Pour faciliter la recherche d’apprentissage, il pense qu’il serait bon d’éditer un répertoire des entreprises formatrices pour le distribuer aux élèves et à leurs parents. Il propose aussi de créer des centres de transition pour les élèves qui n’auraient pas trouvé de places d’apprentissage, dans lesquels les entreprises pourraient puiser pour des stages de trois à six semaines, ce qui permettrait de répartir la charge d’un apprenti sur plusieurs employeurs.

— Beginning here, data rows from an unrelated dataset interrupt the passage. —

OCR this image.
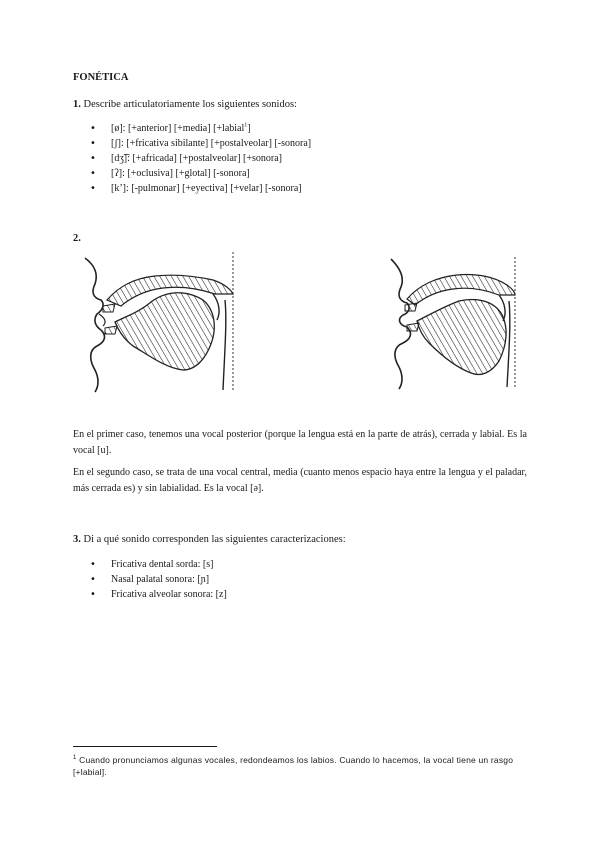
FONÉTICA
1. Describe articulatoriamente los siguientes sonidos:
• [ø]: [+anterior] [+media] [+labial$^1$]
• [ʃ]: [+fricativa sibilante] [+postalveolar] [-sonora]
• [dʒ͡]: [+africada] [+postalveolar] [+sonora]
• [ʔ]: [+oclusiva] [+glotal] [-sonora]
• [kʼ]: [-pulmonar] [+eyectiva] [+velar] [-sonora]
2.
En el primer caso, tenemos una vocal posterior (porque la lengua está en la parte de atrás), cerrada y labial. Es la vocal [u].
En el segundo caso, se trata de una vocal central, media (cuanto menos espacio haya entre la lengua y el paladar, más cerrada es) y sin labialidad. Es la vocal [ə].
3. Di a qué sonido corresponden las siguientes caracterizaciones:
• Fricativa dental sorda: [s]
• Nasal palatal sonora: [ɲ]
• Fricativa alveolar sonora: [z]
$^1$ Cuando pronunciamos algunas vocales, redondeamos los labios. Cuando lo hacemos, la vocal tiene un rasgo [+labial].
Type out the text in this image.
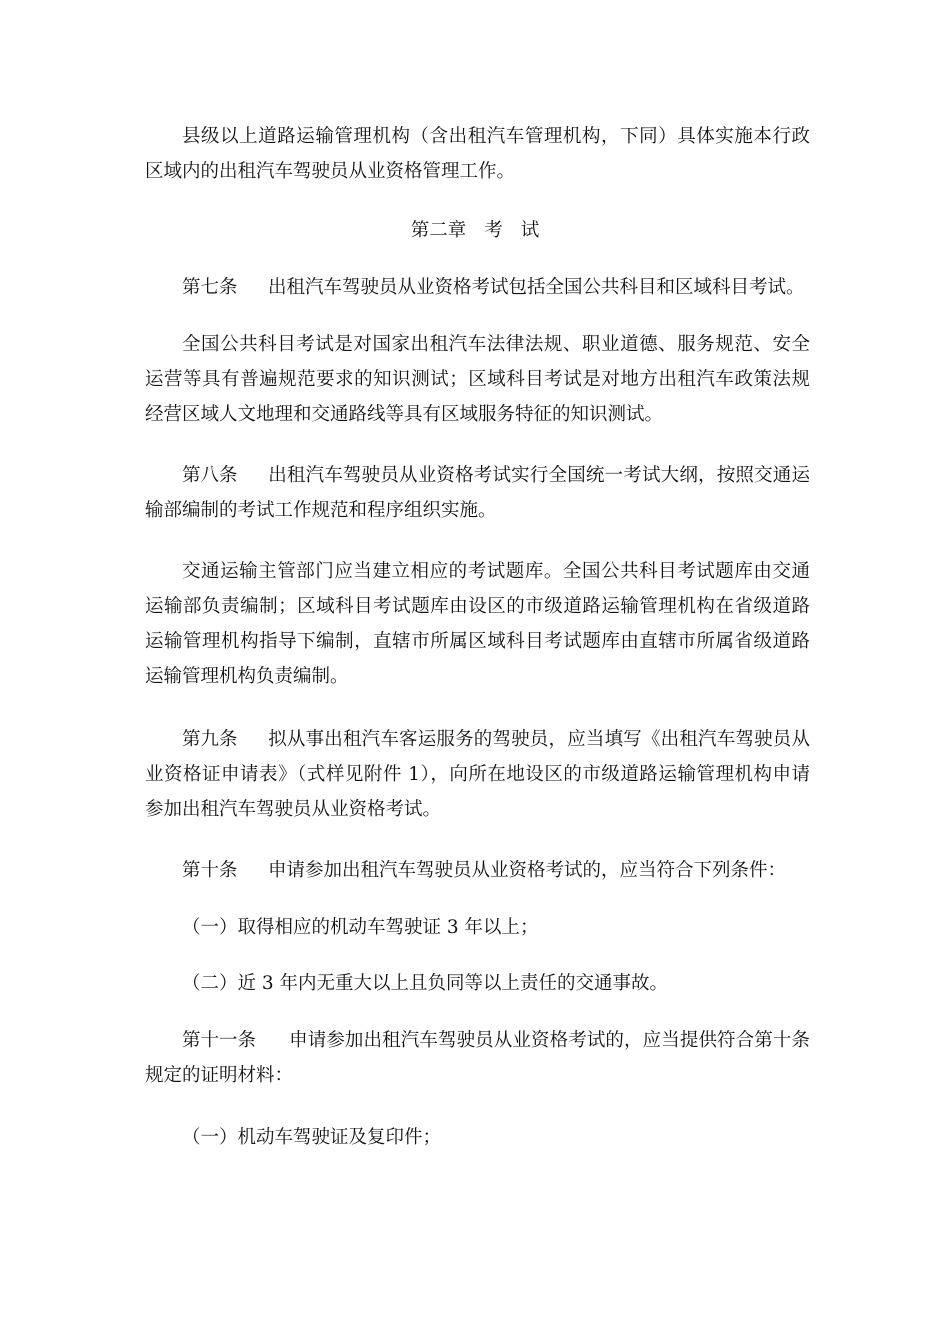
县级以上道路运输管理机构（含出租汽车管理机构，下同）具体实施本行政区域内的出租汽车驾驶员从业资格管理工作。

第二章 考 试

第七条 出租汽车驾驶员从业资格考试包括全国公共科目和区域科目考试。

全国公共科目考试是对国家出租汽车法律法规、职业道德、服务规范、安全运营等具有普遍规范要求的知识测试；区域科目考试是对地方出租汽车政策法规经营区域人文地理和交通路线等具有区域服务特征的知识测试。

第八条 出租汽车驾驶员从业资格考试实行全国统一考试大纲，按照交通运输部编制的考试工作规范和程序组织实施。

交通运输主管部门应当建立相应的考试题库。全国公共科目考试题库由交通运输部负责编制；区域科目考试题库由设区的市级道路运输管理机构在省级道路运输管理机构指导下编制，直辖市所属区域科目考试题库由直辖市所属省级道路运输管理机构负责编制。

第九条 拟从事出租汽车客运服务的驾驶员，应当填写《出租汽车驾驶员从业资格证申请表》（式样见附件 1），向所在地设区的市级道路运输管理机构申请参加出租汽车驾驶员从业资格考试。

第十条 申请参加出租汽车驾驶员从业资格考试的，应当符合下列条件：

（一）取得相应的机动车驾驶证 3 年以上；

（二）近 3 年内无重大以上且负同等以上责任的交通事故。

第十一条 申请参加出租汽车驾驶员从业资格考试的，应当提供符合第十条规定的证明材料：

（一）机动车驾驶证及复印件；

Pour encourager les entreprises à former des apprentis, il suggère que le pouvoir politique concède aux entreprises formatrices des allègements fiscaux substantiels et qu’elles soient favorisées pour les appels d’offre de travaux publics. Et surtout qu’on ne les décourage pas avec un surplus de travail administratif. Il pense aussi que les administrations publiques devraient montrer l’exemple dans ce domaine, ce qui n’est pas le cas actuellement.

Au terme de ces deux allocutions, il est apparu que supprimer la VSO était une solution de facilité qui reviendrait à entériner le mépris dont on accable cette voie. Les deux conférenciers lançaient et relevaient un défi autrement plus difficile et constructif: transformer l’emblème d’une humiliation imméritée, VSO, en celui d’un orgueil légitime.

 

NOTES:

1 Paschoud Sophie, Réformer n’est pas jouer, Centre Patronal, Etudes & Enquêtes n° 41, 2010.